ISIS is retreating. According to Coalition figures, it has lost 27 percent of its Syrian territory, and 61 percent of its territory in Iraq. Airstrikes have decimated the leadership, but the resurgence of the Iraqi Army, coupled with Kurdish military prowess have proved decisive in rolling back the caliphate. Since Sinjar fell to the Kurds fifteen months ago, (severing the IS bastions of Raqqa and Mosul), the latter has been rendered exposed to Iraqi forces, who are expected to retake the city before the second half of the year.
Compounding their woes, a ceasefire between the Syrian Government and rebels is holding and peace talks are underway, suggesting forces in the region may soon begin to coalesce against ISIS. Despite this hope, growing tension between the Kurds, the most effective force fighting on the ground, and governments involved in the conflict may prove as leverage against which ISIS can apply its weight.

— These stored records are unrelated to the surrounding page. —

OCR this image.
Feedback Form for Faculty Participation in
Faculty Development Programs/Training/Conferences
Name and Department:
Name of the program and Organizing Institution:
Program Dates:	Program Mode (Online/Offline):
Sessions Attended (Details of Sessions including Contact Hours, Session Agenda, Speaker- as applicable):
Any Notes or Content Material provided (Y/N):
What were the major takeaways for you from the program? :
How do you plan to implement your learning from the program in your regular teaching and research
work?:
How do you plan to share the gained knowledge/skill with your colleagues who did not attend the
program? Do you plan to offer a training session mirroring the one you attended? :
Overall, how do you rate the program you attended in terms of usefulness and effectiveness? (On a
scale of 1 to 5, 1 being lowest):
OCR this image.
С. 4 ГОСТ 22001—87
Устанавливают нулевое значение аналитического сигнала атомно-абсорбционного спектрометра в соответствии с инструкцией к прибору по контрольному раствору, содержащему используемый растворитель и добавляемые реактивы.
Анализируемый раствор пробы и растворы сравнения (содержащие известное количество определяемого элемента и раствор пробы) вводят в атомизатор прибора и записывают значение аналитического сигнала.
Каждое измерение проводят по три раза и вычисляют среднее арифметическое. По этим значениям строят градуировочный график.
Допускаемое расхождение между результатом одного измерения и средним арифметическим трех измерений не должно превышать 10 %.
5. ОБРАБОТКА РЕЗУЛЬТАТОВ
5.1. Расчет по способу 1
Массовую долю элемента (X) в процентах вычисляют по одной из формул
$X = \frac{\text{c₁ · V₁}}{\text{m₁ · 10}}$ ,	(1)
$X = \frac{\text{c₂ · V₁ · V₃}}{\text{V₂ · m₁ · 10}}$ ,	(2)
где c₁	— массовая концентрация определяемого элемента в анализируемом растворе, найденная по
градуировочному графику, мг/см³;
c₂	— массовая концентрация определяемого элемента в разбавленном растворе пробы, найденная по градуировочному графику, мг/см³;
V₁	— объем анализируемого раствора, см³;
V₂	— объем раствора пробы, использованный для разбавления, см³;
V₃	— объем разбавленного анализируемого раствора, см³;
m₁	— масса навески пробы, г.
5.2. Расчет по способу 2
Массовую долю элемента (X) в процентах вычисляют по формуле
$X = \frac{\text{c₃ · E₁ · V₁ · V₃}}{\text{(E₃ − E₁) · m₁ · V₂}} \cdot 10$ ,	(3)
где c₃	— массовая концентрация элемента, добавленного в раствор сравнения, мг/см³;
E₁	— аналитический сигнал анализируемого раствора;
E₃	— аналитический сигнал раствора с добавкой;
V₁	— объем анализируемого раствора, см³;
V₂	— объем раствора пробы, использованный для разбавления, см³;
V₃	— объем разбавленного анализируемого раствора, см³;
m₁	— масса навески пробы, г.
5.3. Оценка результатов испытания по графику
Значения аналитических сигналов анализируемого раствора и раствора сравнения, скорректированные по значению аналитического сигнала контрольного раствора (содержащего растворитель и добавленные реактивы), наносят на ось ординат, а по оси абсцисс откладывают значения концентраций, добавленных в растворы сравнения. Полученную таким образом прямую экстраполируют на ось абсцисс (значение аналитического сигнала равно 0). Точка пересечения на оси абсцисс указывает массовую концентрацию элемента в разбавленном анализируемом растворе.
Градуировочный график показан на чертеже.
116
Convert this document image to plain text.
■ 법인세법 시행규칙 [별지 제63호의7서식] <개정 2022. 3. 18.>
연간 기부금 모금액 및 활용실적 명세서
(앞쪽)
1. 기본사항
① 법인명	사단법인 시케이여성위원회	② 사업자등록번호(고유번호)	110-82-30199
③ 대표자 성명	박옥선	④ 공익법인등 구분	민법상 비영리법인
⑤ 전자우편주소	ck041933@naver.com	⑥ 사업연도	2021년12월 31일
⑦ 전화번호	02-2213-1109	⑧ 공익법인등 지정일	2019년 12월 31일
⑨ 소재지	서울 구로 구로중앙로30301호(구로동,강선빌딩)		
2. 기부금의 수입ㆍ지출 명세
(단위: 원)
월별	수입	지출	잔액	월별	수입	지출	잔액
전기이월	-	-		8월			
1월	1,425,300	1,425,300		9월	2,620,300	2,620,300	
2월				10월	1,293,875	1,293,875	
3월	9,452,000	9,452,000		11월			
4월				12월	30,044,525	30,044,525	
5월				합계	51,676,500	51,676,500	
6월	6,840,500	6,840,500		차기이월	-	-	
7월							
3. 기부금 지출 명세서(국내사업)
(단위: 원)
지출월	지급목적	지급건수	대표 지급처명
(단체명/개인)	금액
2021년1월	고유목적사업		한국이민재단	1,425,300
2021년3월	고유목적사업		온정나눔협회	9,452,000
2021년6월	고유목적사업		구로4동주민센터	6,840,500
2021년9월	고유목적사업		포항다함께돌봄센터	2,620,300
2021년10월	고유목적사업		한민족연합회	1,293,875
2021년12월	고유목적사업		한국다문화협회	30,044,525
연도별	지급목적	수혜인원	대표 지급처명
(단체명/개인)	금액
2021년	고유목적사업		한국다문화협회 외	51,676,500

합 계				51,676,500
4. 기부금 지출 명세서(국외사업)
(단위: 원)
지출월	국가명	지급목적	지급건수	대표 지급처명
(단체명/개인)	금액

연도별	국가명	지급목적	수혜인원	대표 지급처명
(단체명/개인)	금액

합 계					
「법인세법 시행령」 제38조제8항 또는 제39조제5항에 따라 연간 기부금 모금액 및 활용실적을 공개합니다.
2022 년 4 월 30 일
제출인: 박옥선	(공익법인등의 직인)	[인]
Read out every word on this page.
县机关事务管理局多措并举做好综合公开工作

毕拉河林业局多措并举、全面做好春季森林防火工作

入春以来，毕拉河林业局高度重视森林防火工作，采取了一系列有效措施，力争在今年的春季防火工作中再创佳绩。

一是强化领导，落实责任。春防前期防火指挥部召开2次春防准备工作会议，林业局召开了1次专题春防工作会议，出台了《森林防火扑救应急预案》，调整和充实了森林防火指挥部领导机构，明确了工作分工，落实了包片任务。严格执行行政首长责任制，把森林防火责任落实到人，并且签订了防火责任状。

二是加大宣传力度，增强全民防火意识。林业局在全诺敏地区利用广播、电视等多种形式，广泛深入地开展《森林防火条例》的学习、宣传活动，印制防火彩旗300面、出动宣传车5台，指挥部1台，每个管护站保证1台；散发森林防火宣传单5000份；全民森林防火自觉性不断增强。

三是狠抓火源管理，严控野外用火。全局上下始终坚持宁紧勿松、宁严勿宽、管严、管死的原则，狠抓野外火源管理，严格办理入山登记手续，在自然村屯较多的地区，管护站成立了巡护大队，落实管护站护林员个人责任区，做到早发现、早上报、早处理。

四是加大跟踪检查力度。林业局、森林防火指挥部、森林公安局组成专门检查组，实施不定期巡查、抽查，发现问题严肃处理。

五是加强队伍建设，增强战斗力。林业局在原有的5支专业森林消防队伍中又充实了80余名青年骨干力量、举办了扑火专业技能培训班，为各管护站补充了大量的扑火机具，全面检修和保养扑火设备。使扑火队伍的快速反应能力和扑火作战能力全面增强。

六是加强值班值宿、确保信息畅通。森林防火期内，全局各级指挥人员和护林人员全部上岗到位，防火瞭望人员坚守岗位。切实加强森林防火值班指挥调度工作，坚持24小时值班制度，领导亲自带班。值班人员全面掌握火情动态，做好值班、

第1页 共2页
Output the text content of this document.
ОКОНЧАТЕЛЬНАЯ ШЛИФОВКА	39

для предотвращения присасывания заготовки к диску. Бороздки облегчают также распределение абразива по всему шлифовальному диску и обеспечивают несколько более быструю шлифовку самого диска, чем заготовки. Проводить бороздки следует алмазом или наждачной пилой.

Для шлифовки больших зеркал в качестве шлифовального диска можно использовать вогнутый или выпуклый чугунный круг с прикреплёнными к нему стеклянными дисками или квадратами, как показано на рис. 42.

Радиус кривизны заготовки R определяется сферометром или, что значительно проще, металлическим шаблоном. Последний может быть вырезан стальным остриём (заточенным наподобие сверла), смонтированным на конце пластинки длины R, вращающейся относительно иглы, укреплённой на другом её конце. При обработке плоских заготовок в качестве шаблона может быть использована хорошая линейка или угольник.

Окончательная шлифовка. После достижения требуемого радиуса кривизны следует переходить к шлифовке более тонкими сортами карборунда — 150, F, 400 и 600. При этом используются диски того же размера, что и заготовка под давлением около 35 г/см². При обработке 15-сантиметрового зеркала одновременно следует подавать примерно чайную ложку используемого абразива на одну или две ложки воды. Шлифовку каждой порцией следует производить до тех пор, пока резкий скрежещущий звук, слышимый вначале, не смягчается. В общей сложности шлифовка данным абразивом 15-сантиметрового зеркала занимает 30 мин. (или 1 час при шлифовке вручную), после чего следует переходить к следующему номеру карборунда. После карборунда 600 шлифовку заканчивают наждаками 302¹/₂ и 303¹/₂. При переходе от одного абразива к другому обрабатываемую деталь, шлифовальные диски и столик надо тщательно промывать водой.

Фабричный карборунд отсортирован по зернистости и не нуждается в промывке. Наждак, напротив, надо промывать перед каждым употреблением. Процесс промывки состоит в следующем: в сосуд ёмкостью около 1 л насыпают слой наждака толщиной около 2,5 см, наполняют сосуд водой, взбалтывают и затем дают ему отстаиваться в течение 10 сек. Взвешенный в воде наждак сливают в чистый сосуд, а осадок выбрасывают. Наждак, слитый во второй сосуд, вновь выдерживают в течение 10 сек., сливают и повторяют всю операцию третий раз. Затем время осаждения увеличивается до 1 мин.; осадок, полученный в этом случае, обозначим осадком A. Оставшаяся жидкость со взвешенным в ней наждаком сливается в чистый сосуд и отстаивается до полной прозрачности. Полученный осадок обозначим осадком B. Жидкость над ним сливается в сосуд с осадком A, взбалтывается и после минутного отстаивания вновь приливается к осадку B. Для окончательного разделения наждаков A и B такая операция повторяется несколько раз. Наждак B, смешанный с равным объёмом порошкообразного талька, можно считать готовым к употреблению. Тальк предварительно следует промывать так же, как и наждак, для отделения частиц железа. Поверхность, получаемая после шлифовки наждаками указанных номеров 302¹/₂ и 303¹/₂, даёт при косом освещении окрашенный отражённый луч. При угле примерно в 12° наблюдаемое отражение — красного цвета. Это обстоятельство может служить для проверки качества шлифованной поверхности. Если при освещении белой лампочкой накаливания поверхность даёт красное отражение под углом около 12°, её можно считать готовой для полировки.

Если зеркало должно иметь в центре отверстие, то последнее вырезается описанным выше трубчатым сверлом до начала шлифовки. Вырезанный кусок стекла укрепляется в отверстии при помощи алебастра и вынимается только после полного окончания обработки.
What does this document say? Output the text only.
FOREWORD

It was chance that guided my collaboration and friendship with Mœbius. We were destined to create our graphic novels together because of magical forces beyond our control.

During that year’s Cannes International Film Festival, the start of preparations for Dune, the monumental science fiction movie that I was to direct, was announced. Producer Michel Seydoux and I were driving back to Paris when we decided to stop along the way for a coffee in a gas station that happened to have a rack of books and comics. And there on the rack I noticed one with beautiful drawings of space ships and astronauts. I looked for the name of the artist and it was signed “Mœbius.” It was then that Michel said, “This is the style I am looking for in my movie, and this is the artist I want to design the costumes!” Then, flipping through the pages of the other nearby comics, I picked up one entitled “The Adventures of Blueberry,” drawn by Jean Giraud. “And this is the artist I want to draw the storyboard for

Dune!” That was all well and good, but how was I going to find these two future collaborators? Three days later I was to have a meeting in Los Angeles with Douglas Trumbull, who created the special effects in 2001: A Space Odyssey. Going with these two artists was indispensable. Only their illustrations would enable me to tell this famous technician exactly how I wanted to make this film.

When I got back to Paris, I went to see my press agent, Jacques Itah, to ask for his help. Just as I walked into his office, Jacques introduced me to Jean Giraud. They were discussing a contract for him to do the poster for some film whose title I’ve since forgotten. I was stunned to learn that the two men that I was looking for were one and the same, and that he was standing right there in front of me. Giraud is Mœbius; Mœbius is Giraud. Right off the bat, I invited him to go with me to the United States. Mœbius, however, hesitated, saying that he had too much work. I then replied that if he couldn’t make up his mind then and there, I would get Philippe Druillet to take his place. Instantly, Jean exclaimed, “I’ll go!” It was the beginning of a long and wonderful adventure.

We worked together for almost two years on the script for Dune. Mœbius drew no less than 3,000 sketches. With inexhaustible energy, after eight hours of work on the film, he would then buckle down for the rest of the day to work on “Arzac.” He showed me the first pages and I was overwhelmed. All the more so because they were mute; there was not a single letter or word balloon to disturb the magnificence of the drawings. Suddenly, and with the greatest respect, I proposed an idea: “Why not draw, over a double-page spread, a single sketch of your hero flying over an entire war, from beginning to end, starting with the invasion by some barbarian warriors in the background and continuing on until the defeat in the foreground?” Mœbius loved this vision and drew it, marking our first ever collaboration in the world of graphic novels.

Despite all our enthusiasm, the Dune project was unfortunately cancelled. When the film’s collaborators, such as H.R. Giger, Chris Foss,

They have also made gains in southern Syria, culminating in the recapture of ancient Palmyra, and the destruction of an amphitheatre there.
Although the caliphate is destined for defeat, this does not make ISIS any less dangerous. The attacks they inspire will continue across the globe, and they are beginning to inspire similar actions elsewhere. Their affiliates are swelling in shattered Libya, multiplying in Afghanistan and expanding into Yemen.
As such, the forces arrayed against them are going to have to pivot away from the Middle East before this war is won.